5 – Rinforzare la muscolatura ha vantaggi in tutte le età

  • Gli esercizi di rinforzo muscolare, oltre che incrementare il metabolismo basale, in generale possono aumentare la massa muscolare nei giovani e tonificare, rendere più forte e resistente quella delle persone meno giovani.

6 – Scegli bene l’ora dell’allenamento

  • Evita di allenarti durante le ore più calde del giorno in estate o in ambienti troppo umidi o freddi in inverno.

7 – Impara a bere in modo adeguato

  • Bevi almeno 2 litri di acqua non gassata al giorno.
  • Durante gli allenamenti assicurati di bere frequentemente piccole quantità per volta.

8 – Scegli l’abbigliamento giusto per l’attività che svolgi

  • Scegli la giusta attrezzatura e vestiario più adeguato.
  • In caso di camminata o jogging, scegli superfici piane, con calzature appropriate per evitare infiammazioni o dolori muscolari.
  • Se vai in bicicletta, non dimenticarti il casco.

9 – Ogni occasione è buona per il movimento

  • Non limitarti alla sola seduta in palestra o in piscina ma sfrutta ogni occasione per muoverti.

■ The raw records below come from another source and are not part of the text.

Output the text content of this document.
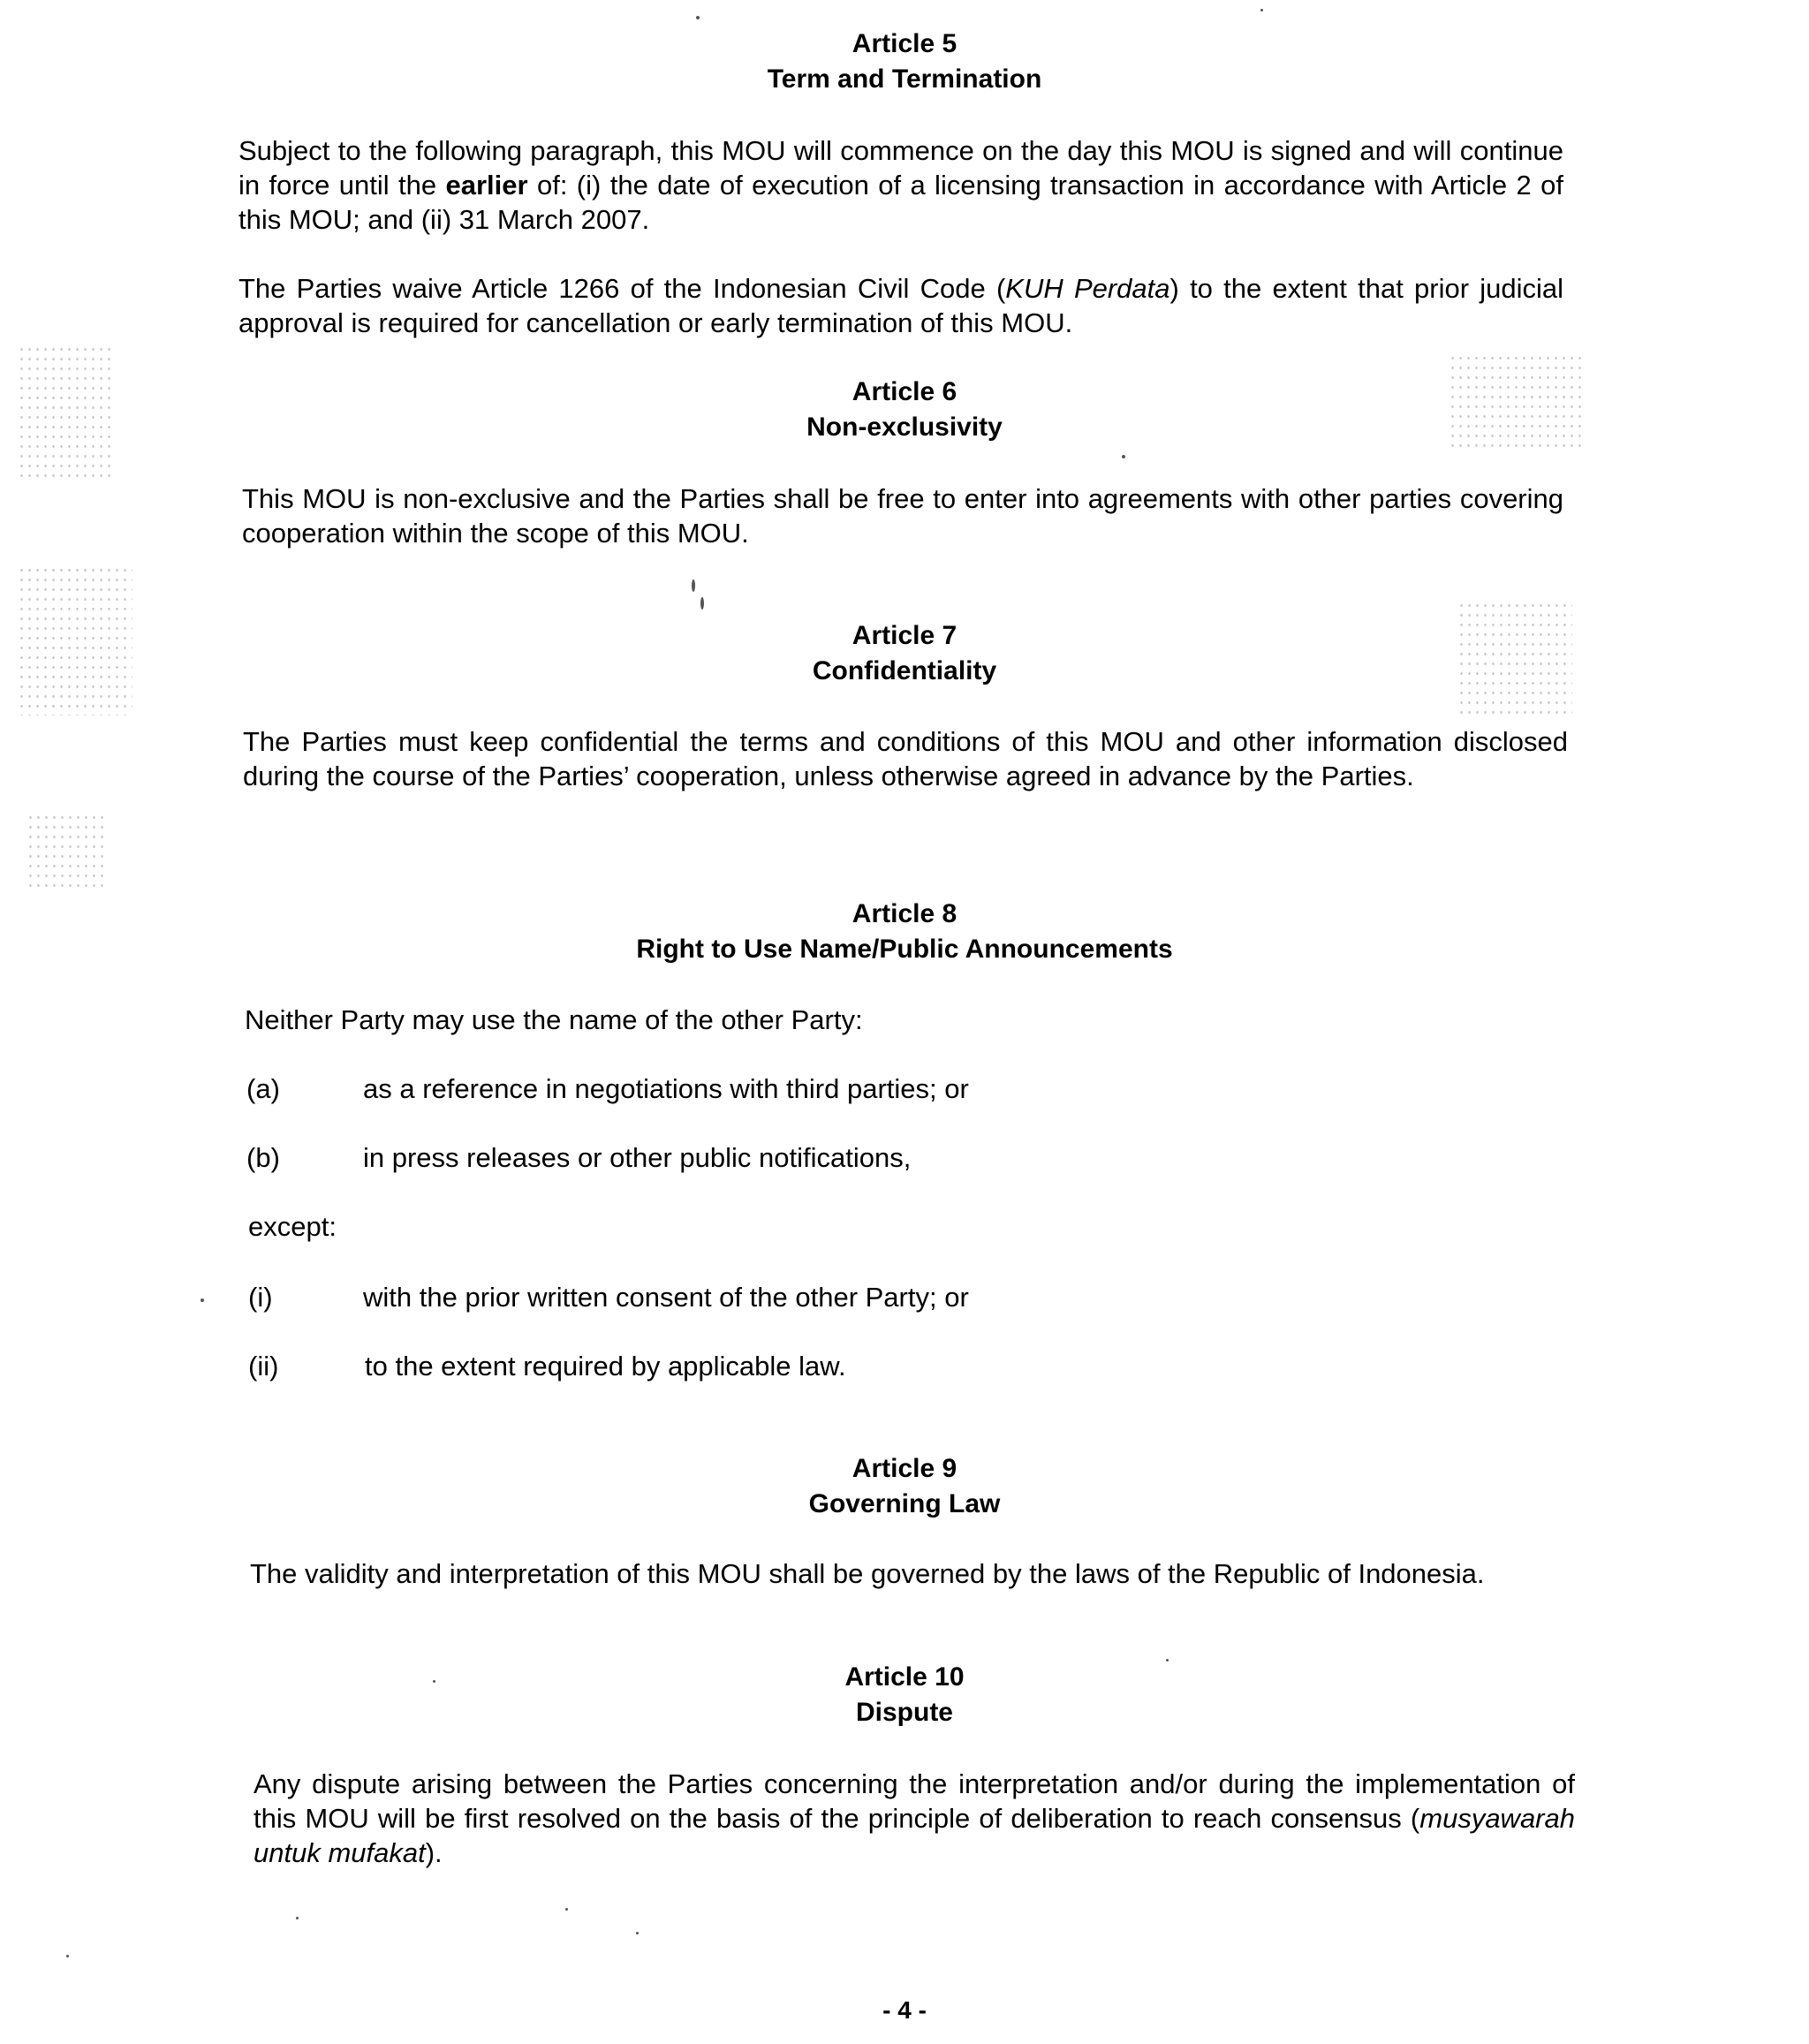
Article 5
Term and Termination
Subject to the following paragraph, this MOU will commence on the day this MOU is signed and will continue in force until the earlier of: (i) the date of execution of a licensing transaction in accordance with Article 2 of this MOU; and (ii) 31 March 2007.
The Parties waive Article 1266 of the Indonesian Civil Code (KUH Perdata) to the extent that prior judicial approval is required for cancellation or early termination of this MOU.
Article 6
Non-exclusivity
This MOU is non-exclusive and the Parties shall be free to enter into agreements with other parties covering cooperation within the scope of this MOU.
Article 7
Confidentiality
The Parties must keep confidential the terms and conditions of this MOU and other information disclosed during the course of the Parties’ cooperation, unless otherwise agreed in advance by the Parties.
Article 8
Right to Use Name/Public Announcements
Neither Party may use the name of the other Party:
(a)	as a reference in negotiations with third parties; or
(b)	in press releases or other public notifications,
except:
(i)	with the prior written consent of the other Party; or
(ii)	to the extent required by applicable law.
Article 9
Governing Law
The validity and interpretation of this MOU shall be governed by the laws of the Republic of Indonesia.
Article 10
Dispute
Any dispute arising between the Parties concerning the interpretation and/or during the implementation of this MOU will be first resolved on the basis of the principle of deliberation to reach consensus (musyawarah untuk mufakat).
- 4 -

Evita la macchina o posteggia più lontano; porta fuori più spesso il cane; se prendi il bus, scendi qualche fermata prima; fai sempre le scale, accompagna i figli a piedi, etc.

10 – Cura l’alimentazione

  • Associa all’esercizio fisico un’equilibrata alimentazione, che sia ricca di acqua, fibre e nutrienti in equilibrio tra loro.
  • Per le diete dimagranti affidati a un medico nutrizionista con cui impostare un programma personalizzato.